Some features of this coordinate system:

• It is a generalization of the ${\displaystyle \sigma \!\,}$-coordinate system. Letting ${\displaystyle \theta \!\,}$ go to zero and using L'Hopital's rule, we get:

${\displaystyle z=(\zeta +h)(1+s)-h\!\,}$

which is the ${\displaystyle \sigma \!\,}$-coordinate.

• It has a linear dependence on ${\displaystyle \zeta \!\,}$ and is infinitely differentiable in ${\displaystyle s\!\,}$.
• The larger the value of ${\displaystyle \theta \!\,}$, the more resolution is kept above ${\displaystyle h_{c}\!\,}$.
• For ${\displaystyle b=0\!\,}$, the resolution all goes to the surface as ${\displaystyle \theta \!\,}$ is increased.
• For ${\displaystyle b=1\!\,}$, the resolution goes to both the surface and the bottom equally as ${\displaystyle \theta \!\,}$ is increased.
• For ${\displaystyle \theta \neq 0\!\,}$ there is a subtle mismatch in the discretization of the model equations, for instance in the horizontal viscosity term. We recommend that you stick with "reasonable" values of ${\displaystyle \theta \!\,}$, say ${\displaystyle \theta \leq 5\!\,}$.
• Some problems turn out to be sensitive to the value of ${\displaystyle \theta \!\,}$ used.
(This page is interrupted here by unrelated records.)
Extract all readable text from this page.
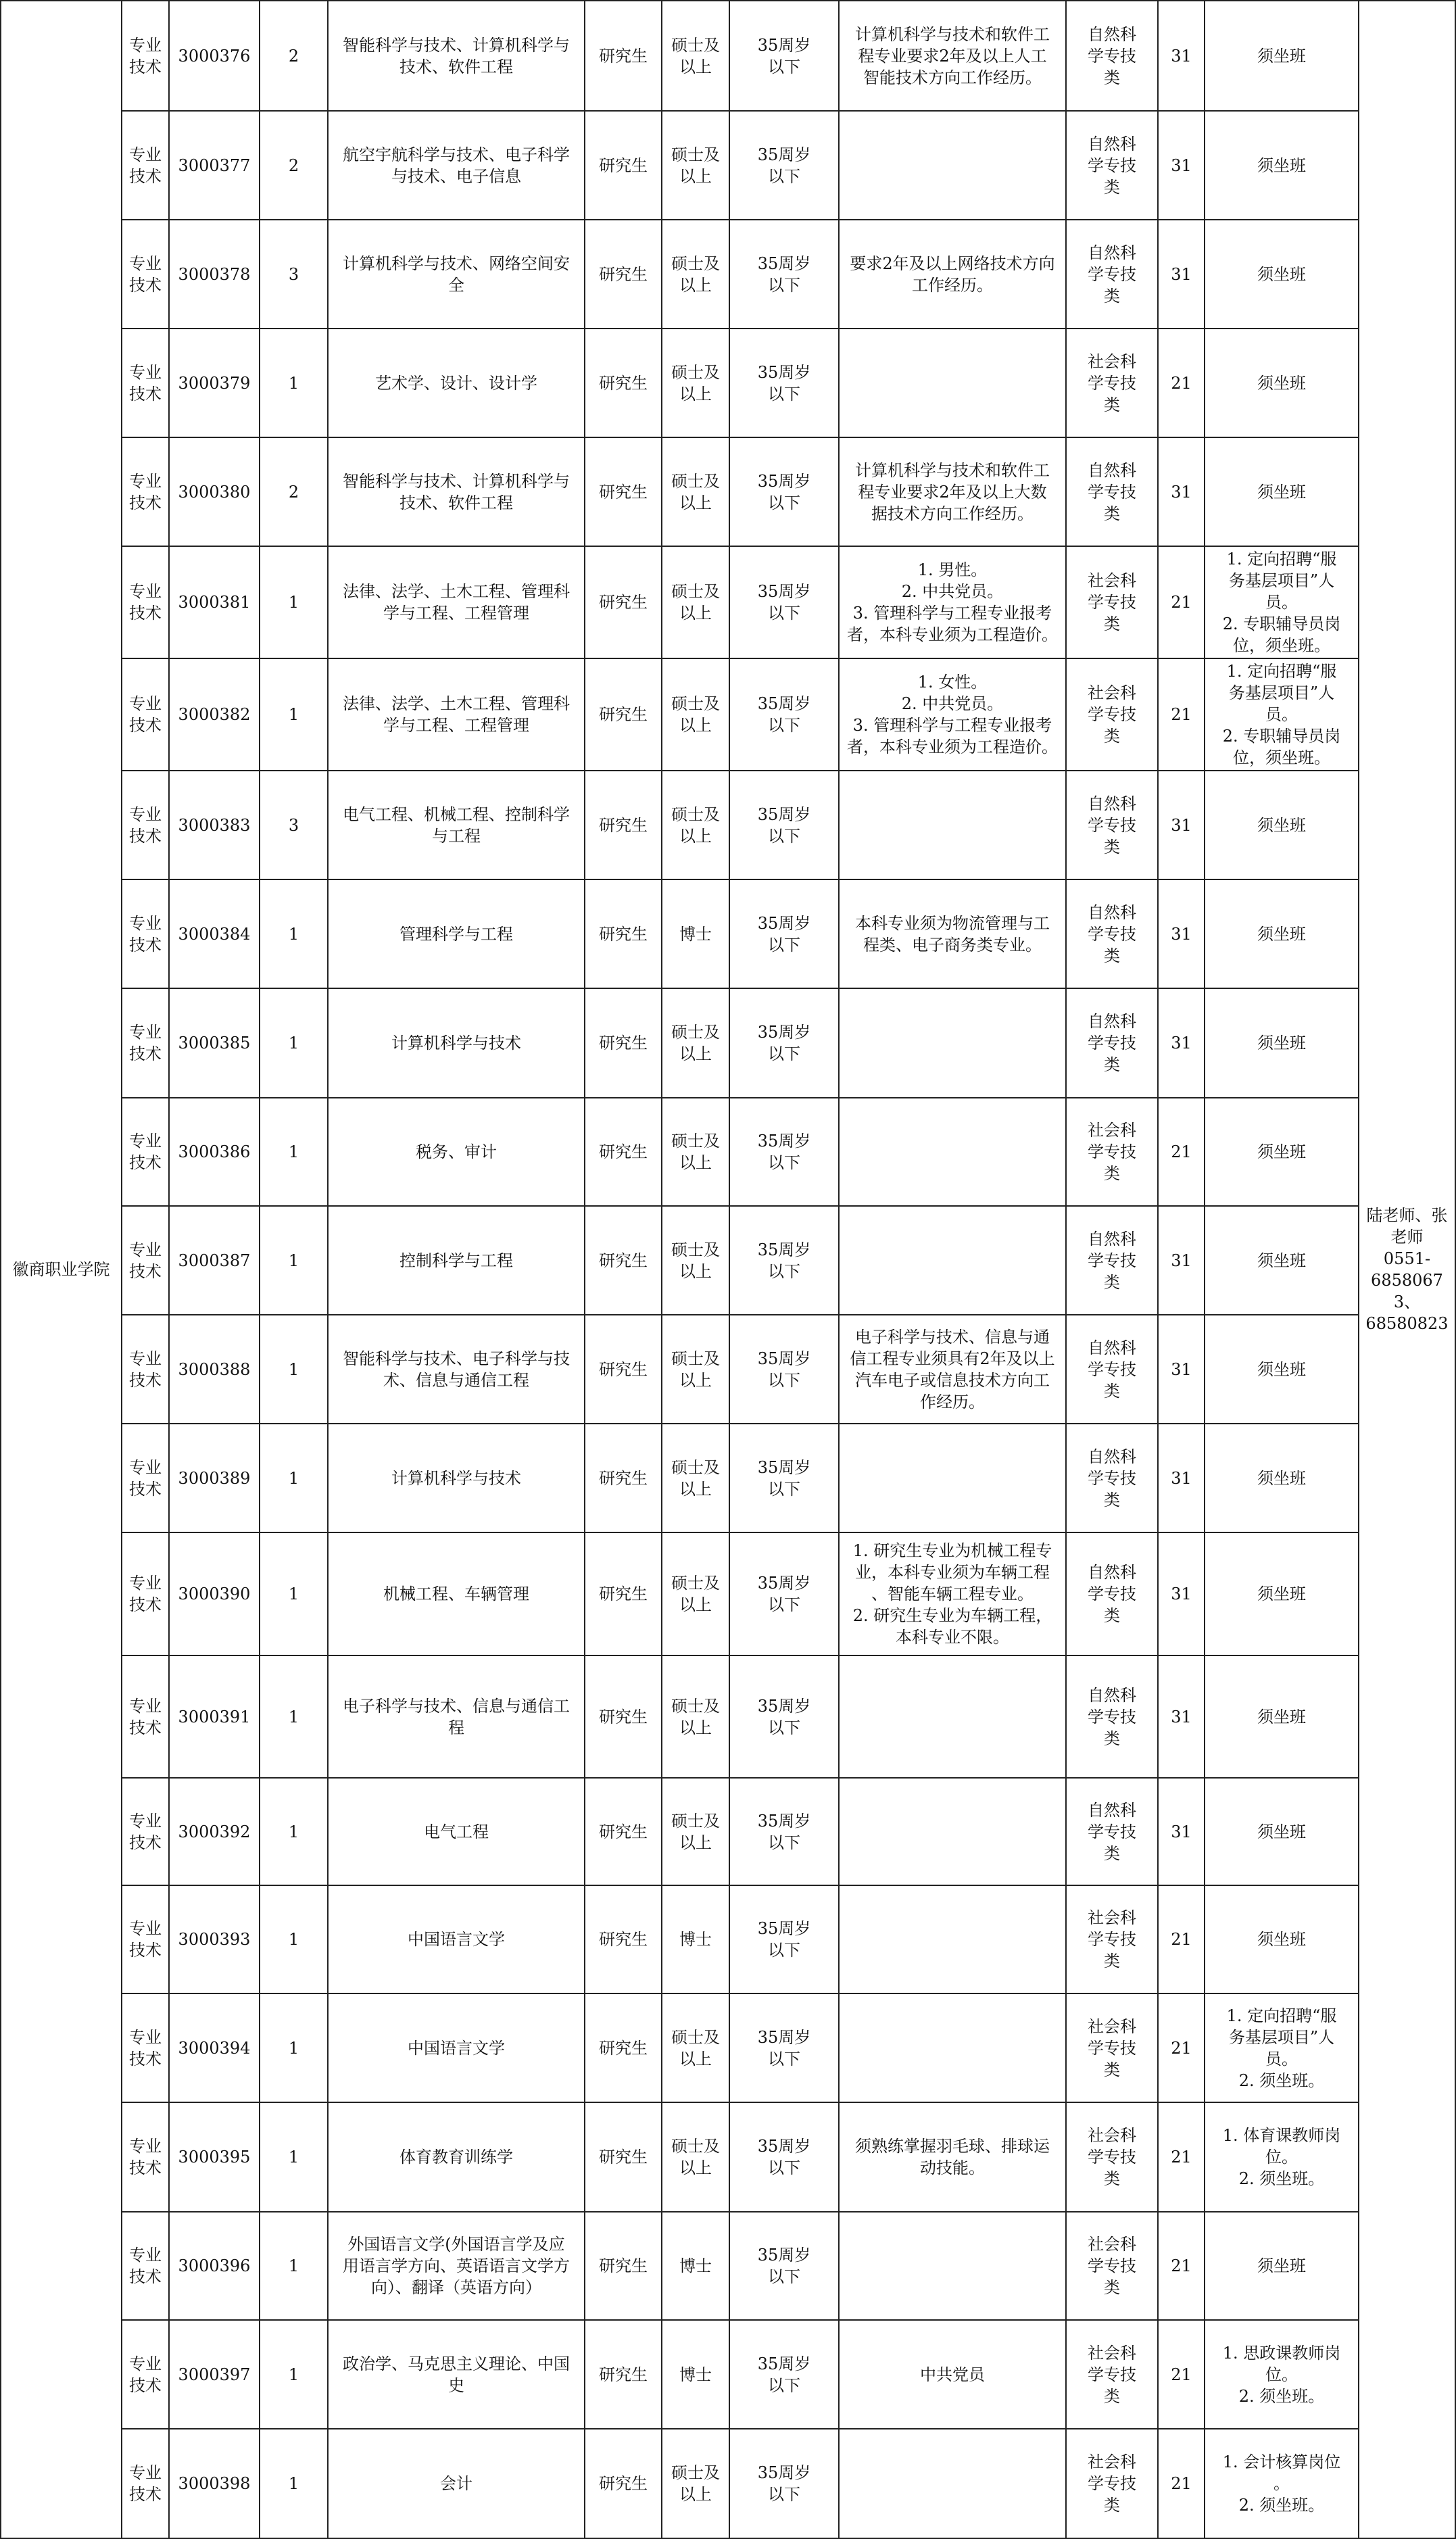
徽商职业学院	专业
技术	3000376	2	智能科学与技术、计算机科学与
技术、软件工程	研究生	硕士及
以上	35周岁
以下	计算机科学与技术和软件工
程专业要求2年及以上人工
智能技术方向工作经历。	自然科
学专技
类	31	须坐班	陆老师、张
老师
0551-
68580673、
68580823

	专业
技术	3000377	2	航空宇航科学与技术、电子科学
与技术、电子信息	研究生	硕士及
以上	35周岁
以下		自然科
学专技
类	31	须坐班	

	专业
技术	3000378	3	计算机科学与技术、网络空间安
全	研究生	硕士及
以上	35周岁
以下	要求2年及以上网络技术方向
工作经历。	自然科
学专技
类	31	须坐班	

	专业
技术	3000379	1	艺术学、设计、设计学	研究生	硕士及
以上	35周岁
以下		社会科
学专技
类	21	须坐班	

	专业
技术	3000380	2	智能科学与技术、计算机科学与
技术、软件工程	研究生	硕士及
以上	35周岁
以下	计算机科学与技术和软件工
程专业要求2年及以上大数
据技术方向工作经历。	自然科
学专技
类	31	须坐班	

	专业
技术	3000381	1	法律、法学、土木工程、管理科
学与工程、工程管理	研究生	硕士及
以上	35周岁
以下	1. 男性。
2. 中共党员。
3. 管理科学与工程专业报考
者，本科专业须为工程造价。	社会科
学专技
类	21	1. 定向招聘“服
务基层项目”人
员。
2. 专职辅导员岗
位，须坐班。	

	专业
技术	3000382	1	法律、法学、土木工程、管理科
学与工程、工程管理	研究生	硕士及
以上	35周岁
以下	1. 女性。
2. 中共党员。
3. 管理科学与工程专业报考
者，本科专业须为工程造价。	社会科
学专技
类	21	1. 定向招聘“服
务基层项目”人
员。
2. 专职辅导员岗
位，须坐班。	

	专业
技术	3000383	3	电气工程、机械工程、控制科学
与工程	研究生	硕士及
以上	35周岁
以下		自然科
学专技
类	31	须坐班	

	专业
技术	3000384	1	管理科学与工程	研究生	博士	35周岁
以下	本科专业须为物流管理与工
程类、电子商务类专业。	自然科
学专技
类	31	须坐班	

	专业
技术	3000385	1	计算机科学与技术	研究生	硕士及
以上	35周岁
以下		自然科
学专技
类	31	须坐班	

	专业
技术	3000386	1	税务、审计	研究生	硕士及
以上	35周岁
以下		社会科
学专技
类	21	须坐班	

	专业
技术	3000387	1	控制科学与工程	研究生	硕士及
以上	35周岁
以下		自然科
学专技
类	31	须坐班	

	专业
技术	3000388	1	智能科学与技术、电子科学与技
术、信息与通信工程	研究生	硕士及
以上	35周岁
以下	电子科学与技术、信息与通
信工程专业须具有2年及以上
汽车电子或信息技术方向工
作经历。	自然科
学专技
类	31	须坐班	

	专业
技术	3000389	1	计算机科学与技术	研究生	硕士及
以上	35周岁
以下		自然科
学专技
类	31	须坐班	

	专业
技术	3000390	1	机械工程、车辆管理	研究生	硕士及
以上	35周岁
以下	1. 研究生专业为机械工程专
业，本科专业须为车辆工程
、智能车辆工程专业。
2. 研究生专业为车辆工程，
本科专业不限。	自然科
学专技
类	31	须坐班	

	专业
技术	3000391	1	电子科学与技术、信息与通信工
程	研究生	硕士及
以上	35周岁
以下		自然科
学专技
类	31	须坐班	

	专业
技术	3000392	1	电气工程	研究生	硕士及
以上	35周岁
以下		自然科
学专技
类	31	须坐班	

	专业
技术	3000393	1	中国语言文学	研究生	博士	35周岁
以下		社会科
学专技
类	21	须坐班	

	专业
技术	3000394	1	中国语言文学	研究生	硕士及
以上	35周岁
以下		社会科
学专技
类	21	1. 定向招聘“服
务基层项目”人
员。
2. 须坐班。	

	专业
技术	3000395	1	体育教育训练学	研究生	硕士及
以上	35周岁
以下	须熟练掌握羽毛球、排球运
动技能。	社会科
学专技
类	21	1. 体育课教师岗
位。
2. 须坐班。	

	专业
技术	3000396	1	外国语言文学(外国语言学及应
用语言学方向、英语语言文学方
向）、翻译（英语方向）	研究生	博士	35周岁
以下		社会科
学专技
类	21	须坐班	

	专业
技术	3000397	1	政治学、马克思主义理论、中国
史	研究生	博士	35周岁
以下	中共党员	社会科
学专技
类	21	1. 思政课教师岗
位。
2. 须坐班。	

	专业
技术	3000398	1	会计	研究生	硕士及
以上	35周岁
以下		社会科
学专技
类	21	1. 会计核算岗位
。
2. 须坐班。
The following figure shows the ${\displaystyle s\!\,}$-surfaces for several values of ${\displaystyle \theta \!\,}$ and ${\displaystyle b\!\,}$ for one of our domains. It was produced by a Matlab tool written by Hernan Arango which is available from our web site.

[figure]

\caption{The ${\displaystyle s\!\,}$-surfaces for the North Atlantic with (a) ${\displaystyle \theta =0.0001\!\,}$ and ${\displaystyle b=0\!\,}$, (b) ${\displaystyle \theta =8\!\,}$ and ${\displaystyle b=0\!\,}$, (c) ${\displaystyle \theta =8\!\,}$ and ${\displaystyle b=1\!\,}$. (d) The actual values used in this domain were ${\displaystyle \theta =5\!\,}$ and ${\displaystyle b=0.4\!\,}$.}

We find it convenient to define:

${\displaystyle H_{z}\equiv {\partial z \over \partial s}}$

The derivative of ${\displaystyle C(s)\!\,}$ can be computed analytically:

${\displaystyle {\partial C(s) \over \partial s}=(1-b){\cosh(\theta s) \over \sinh \theta }\theta +b{\coth({1 \over 2}\theta ) \over 2\cosh ^{2}[\theta (s+{1 \over 2})]}\theta }$

However, we choose to compute ${\displaystyle H_{z}\!\,}$ discretely as ${\displaystyle \Delta z/\Delta s\!\,}$ since this leads to the vertical sum of ${\displaystyle H_{z}\!\,}$ being exactly the total water depth ${\displaystyle D\!\,}$.